Mais avec Les Leçons du mal, la donne n'est pas la même.
Jack Branch est professeur au lycée de Lakeland, petite ville du Mississipi où il a grandi, vécu et où, certainement, il mourra. Ses souvenirs l'emmènent en 1954 où se sont déroulés les tragiques événements dont il se sent responsable. A l'époque, l'idée lui était venu de mettre en place un cours de rattrapage consacré au Mal sous toutes ses coutures, envisagé selon ses différentes déclinaisons, toutes époques confondues. Jack, non sans une certaine pédanterie, se sentait investi d'une mission consistant à éveiller les consciences de ses élèves.
J'espérais que cela les ferait réfléchir, frapperait leur conscience, au moins quelques secondes , et j'avais décidé depuis longtemps déjà que, même si je devais me servir d'un outil rudimentaire pour ouvrir un peu leur esprit provincial farci de religion, je n'hésiterais pas.

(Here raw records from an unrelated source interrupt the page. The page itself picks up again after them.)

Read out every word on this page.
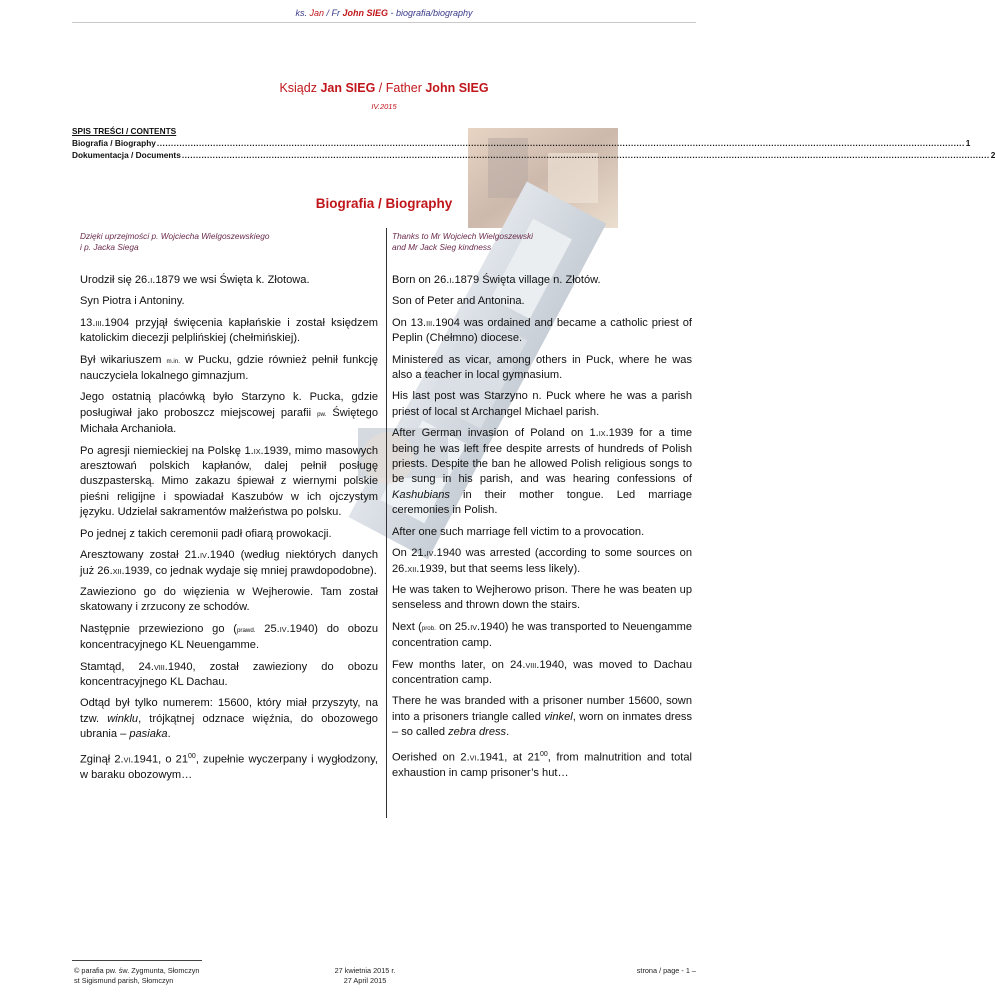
ks. Jan / Fr John SIEG - biografia/biography
Ksiądz Jan SIEG / Father John SIEG
IV.2015
SPIS TREŚCI / CONTENTS
Biografia / Biography ................................................................................................................................................................................................................................................................................................ 1
Dokumentacja / Documents ................................................................................................................................................................................................................................................................................................ 2
Biografia / Biography
Dzięki uprzejmości p. Wojciecha Wielgoszewskiego
i p. Jacka Siega

Urodził się 26.I.1879 we wsi Święta k. Złotowa.

Syn Piotra i Antoniny.

13.III.1904 przyjął święcenia kapłańskie i został księdzem katolickim diecezji pelplińskiej (chełmińskiej).

Był wikariuszem m.in. w Pucku, gdzie również pełnił funkcję nauczyciela lokalnego gimnazjum.

Jego ostatnią placówką było Starzyno k. Pucka, gdzie posługiwał jako proboszcz miejscowej parafii pw. Świętego Michała Archanioła.

Po agresji niemieckiej na Polskę 1.IX.1939, mimo masowych aresztowań polskich kapłanów, dalej pełnił posługę duszpasterską. Mimo zakazu śpiewał z wiernymi polskie pieśni religijne i spowiadał Kaszubów w ich ojczystym języku. Udzielał sakramentów małżeństwa po polsku.

Po jednej z takich ceremonii padł ofiarą prowokacji.

Aresztowany został 21.IV.1940 (według niektórych danych już 26.XII.1939, co jednak wydaje się mniej prawdopodobne).

Zawieziono go do więzienia w Wejherowie. Tam został skatowany i zrzucony ze schodów.

Następnie przewieziono go (prawd. 25.IV.1940) do obozu koncentracyjnego KL Neuengamme.

Stamtąd, 24.VIII.1940, został zawieziony do obozu koncentracyjnego KL Dachau.

Odtąd był tylko numerem: 15600, który miał przyszyty, na tzw. winklu, trójkątnej odznace więźnia, do obozowego ubrania – pasiaka.

Zginął 2.VI.1941, o $21^{00}$, zupełnie wyczerpany i wygłodzony, w baraku obozowym…

Thanks to Mr Wojciech Wielgoszewski
and Mr Jack Sieg kindness

Born on 26.I.1879 Święta village n. Złotów.

Son of Peter and Antonina.

On 13.III.1904 was ordained and became a catholic priest of Peplin (Chełmno) diocese.

Ministered as vicar, among others in Puck, where he was also a teacher in local gymnasium.

His last post was Starzyno n. Puck where he was a parish priest of local st Archangel Michael parish.

After German invasion of Poland on 1.IX.1939 for a time being he was left free despite arrests of hundreds of Polish priests. Despite the ban he allowed Polish religious songs to be sung in his parish, and was hearing confessions of Kashubians in their mother tongue. Led marriage ceremonies in Polish.

After one such marriage fell victim to a provocation.

On 21.IV.1940 was arrested (according to some sources on 26.XII.1939, but that seems less likely).

He was taken to Wejherowo prison. There he was beaten up senseless and thrown down the stairs.

Next (prob. on 25.IV.1940) he was transported to Neuengamme concentration camp.

Few months later, on 24.VIII.1940, was moved to Dachau concentration camp.

There he was branded with a prisoner number 15600, sown into a prisoners triangle called vinkel, worn on inmates dress – so called zebra dress.

Oerished on 2.VI.1941, at $21^{00}$, from malnutrition and total exhaustion in camp prisoner’s hut…

© parafia pw. św. Zygmunta, Słomczyn
st Sigismund parish, Słomczyn
27 kwietnia 2015 r.
27 April 2015
strona / page - 1 –
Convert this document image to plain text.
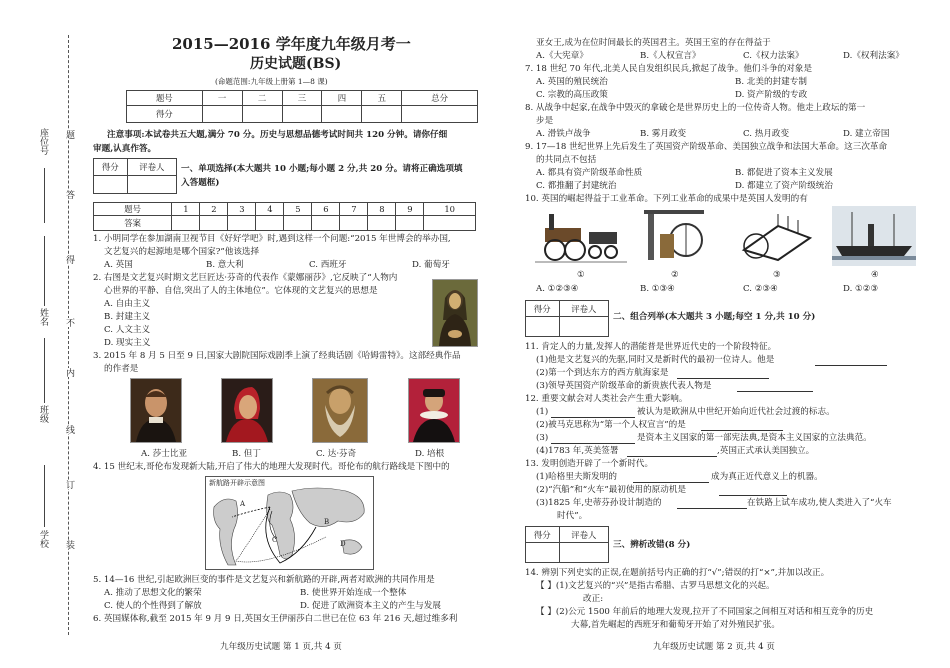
座位号
姓名
班级
学校
题
答
得
不
内
线
订
装
2015—2016 学年度九年级月考一
历史试题(BS)
(命题范围:九年级上册第 1—8 课)
题号	一	二	三	四	五	总分
得分						
注意事项:本试卷共五大题,满分 70 分。历史与思想品德考试时间共 120 分钟。请你仔细
审题,认真作答。
得分	评卷人
	一、单项选择(本大题共 10 小题;每小题 2 分,共 20 分。请将正确选项填
入答题框)
题号	1	2	3	4	5	6	7	8	9	10
答案										
1. 小明同学在参加湖南卫视节目《好好学吧》时,遇到这样一个问题:“2015 年世博会的举办国,
文艺复兴的起源地是哪个国家?”他该选择
A. 英国	B. 意大利	C. 西班牙	D. 葡萄牙
2. 右图是文艺复兴时期文艺巨匠达·芬奇的代表作《蒙娜丽莎》,它反映了“人物内
心世界的平静、自信,突出了人的主体地位”。它体现的文艺复兴的思想是
A. 自由主义
B. 封建主义
C. 人文主义
D. 现实主义
3. 2015 年 8 月 5 日至 9 日,国家大剧院国际戏剧季上演了经典话剧《哈姆雷特》。这部经典作品
的作者是
A. 莎士比亚	B. 但丁	C. 达·芬奇	D. 培根
4. 15 世纪末,哥伦布发现新大陆,开启了伟大的地理大发现时代。哥伦布的航行路线是下图中的
新航路开辟示意图
A
B
C	D
5. 14—16 世纪,引起欧洲巨变的事件是文艺复兴和新航路的开辟,两者对欧洲的共同作用是
A. 推动了思想文化的繁荣	B. 使世界开始连成一个整体
C. 使人的个性得到了解放	D. 促进了欧洲资本主义的产生与发展
6. 英国媒体称,截至 2015 年 9 月 9 日,英国女王伊丽莎白二世已在位 63 年 216 天,超过维多利
九年级历史试题 第 1 页,共 4 页
亚女王,成为在位时间最长的英国君主。英国王室的存在得益于
A.《大宪章》	B.《人权宣言》	C.《权力法案》	D.《权利法案》
7. 18 世纪 70 年代,北美人民自发组织民兵,掀起了战争。他们斗争的对象是
A. 英国的殖民统治	B. 北美的封建专制
C. 宗教的高压政策	D. 资产阶级的专政
8. 从战争中起家,在战争中毁灭的拿破仑是世界历史上的一位传奇人物。他走上政坛的第一
步是
A. 滑铁卢战争	B. 雾月政变	C. 热月政变	D. 建立帝国
9. 17—18 世纪世界上先后发生了英国资产阶级革命、美国独立战争和法国大革命。这三次革命
的共同点不包括
A. 都具有资产阶级革命性质	B. 都促进了资本主义发展
C. 都推翻了封建统治	D. 都建立了资产阶级统治
10. 英国的崛起得益于工业革命。下列工业革命的成果中是英国人发明的有
①	②	③	④
A. ①②③④	B. ①③④	C. ②③④	D. ①②③
得分	评卷人

二、组合列举(本大题共 3 小题;每空 1 分,共 10 分)
11. 肯定人的力量,发挥人的潜能普是世界近代史的一个阶段特征。
(1)他是文艺复兴的先驱,同时又是新时代的最初一位诗人。他是
(2)第一个到达东方的西方航海家是
(3)领导英国资产阶级革命的新贵族代表人物是
12. 重要文献会对人类社会产生重大影响。
(1)	被认为是欧洲从中世纪开始向近代社会过渡的标志。
(2)被马克思称为“第一个人权宣言”的是
(3)	是资本主义国家的第一部宪法典,是资本主义国家的立法典范。
(4)1783 年,英美签署	,英国正式承认美国独立。
13. 发明创造开辟了一个新时代。
(1)哈格里夫斯发明的	成为真正近代意义上的机器。
(2)“汽船”和“火车”最初使用的原动机是
(3)1825 年,史蒂芬孙设计制造的	在铁路上试车成功,使人类进入了“火车
时代”。
得分	评卷人

三、辨析改错(8 分)
14. 辨别下列史实的正误,在题前括号内正确的打“√”;错误的打“×”,并加以改正。
【 】(1)文艺复兴的“兴”是指古希腊、古罗马思想文化的兴起。
改正:
【 】(2)公元 1500 年前后的地理大发现,拉开了不同国家之间相互对话和相互竞争的历史
大幕,首先崛起的西班牙和葡萄牙开始了对外殖民扩张。
九年级历史试题 第 2 页,共 4 页
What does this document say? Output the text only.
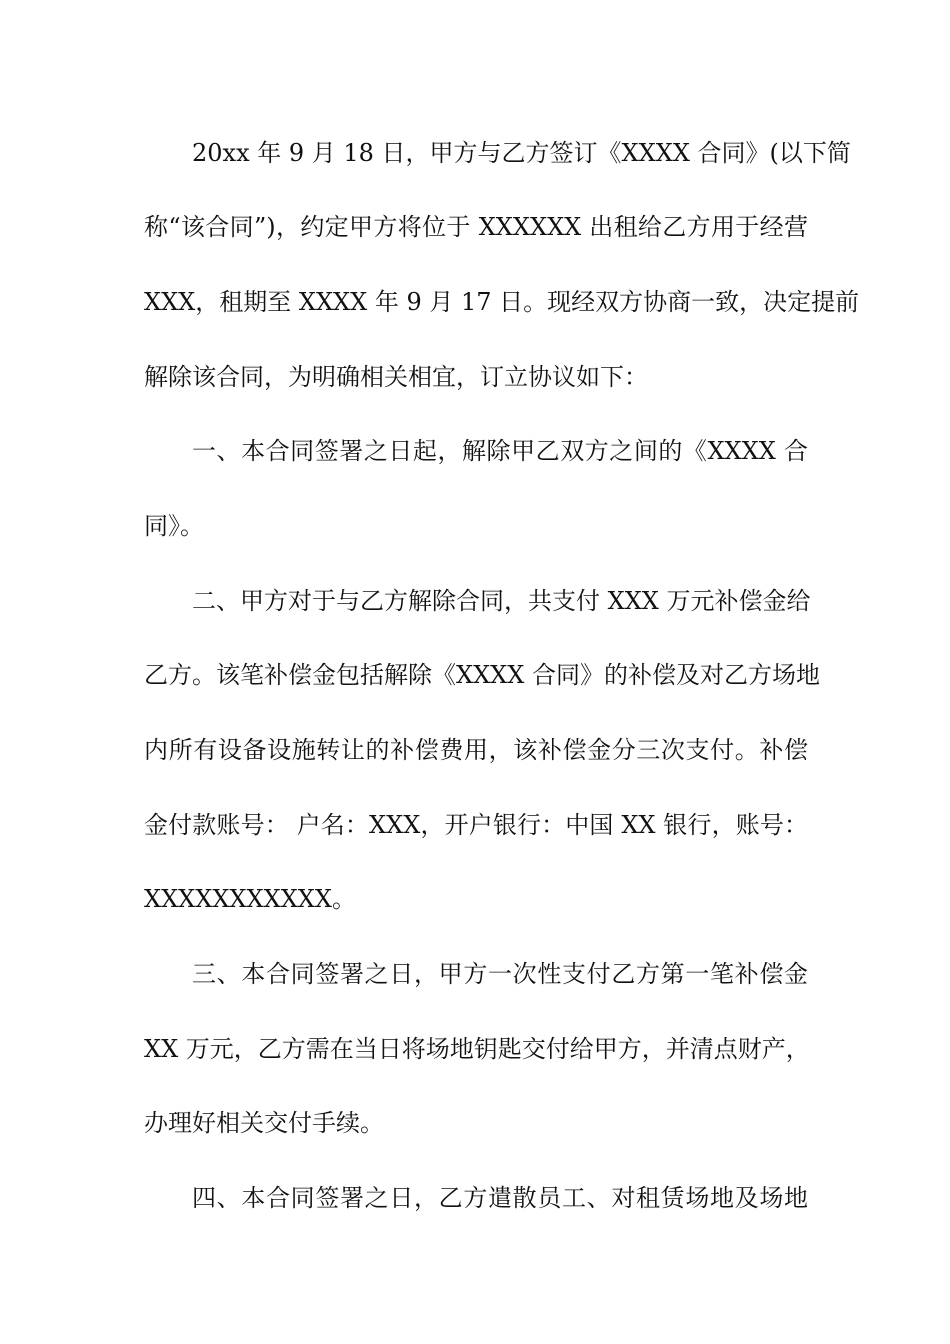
20xx 年 9 月 18 日，甲方与乙方签订《XXXX 合同》(以下简
称“该合同”)，约定甲方将位于 XXXXXX 出租给乙方用于经营
XXX，租期至 XXXX 年 9 月 17 日。现经双方协商一致，决定提前
解除该合同，为明确相关相宜，订立协议如下：
一、本合同签署之日起，解除甲乙双方之间的《XXXX 合
同》。
二、甲方对于与乙方解除合同，共支付 XXX 万元补偿金给
乙方。该笔补偿金包括解除《XXXX 合同》的补偿及对乙方场地
内所有设备设施转让的补偿费用，该补偿金分三次支付。补偿
金付款账号： 户名：XXX，开户银行：中国 XX 银行，账号：
XXXXXXXXXXX。
三、本合同签署之日，甲方一次性支付乙方第一笔补偿金
XX 万元，乙方需在当日将场地钥匙交付给甲方，并清点财产，
办理好相关交付手续。
四、本合同签署之日，乙方遣散员工、对租赁场地及场地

Et pour donner corps à ses pensées, il avait pris sous son aile l'étudiant le plus effacé, celui en qui personne ne croyait : Eddie, Miller, le fils du « Tueur de l'étudiante ». Mieux, il lui avait proposé d'établir son devoir de fin d'année sur son père et les circonstances de son acte. En l'incitant de la sorte à soigner le mal par le Mal, il allait en fin de compte devenir le grain de sable faisant voler en éclats les rouages d''une petite ville du Sud des Etats-Unis reposant encore sur des oppositions de classes et de couleurs de peau avec, en arrière-plan, les cicatrices engendrées par la Guerre de Sécession.
Avec ce livre là, Thomas H. Cook réussit un véritable tour de force. Jusqu'à la fin, le lecteur ne sait rien du drame qui s'est joué en 1954 et se trouve très vite enferré par la chape de mystère suggéré par le roman. Jack Branch, le narrateur donc, émaille son récit de comptes-rendus d'un procès sans que l'on sache jamais rien de la nature de celui-ci. Quelle crime a été commis ? Qui est inculpé ? Pourquoi ? Toutes les hypothèses sont possibles. Présent et passé s'entremêlent, parfois de façon volontairement abrupte, de sorte à nous décontenancer un peu plus, sans jamais nous perdre en route pour autant. Des pistes s'ouvrent, se referment, le drame toujours en ligne de mire. Et ce sont les personnages, tous magnifiques, vivants, obsédants, faillibles qui lui donnent corps, entretiennent les doutes et donnent envie d'aller jusqu'au bout, de démêler l'écheveau de cette histoire pourtant simple et humaine, mais qui démontre de façon magistrale combien le mal, lui, est difficile à rationaliser et à appréhender ; qu'on a beau l'analyser, le quantifier et vouloir le faire rentrer dans des cases, il trouve toujours les voies les plus insoupçonnées pour se manifester et induire la souffrance.
Un roman bouleversant et beau. Voilà.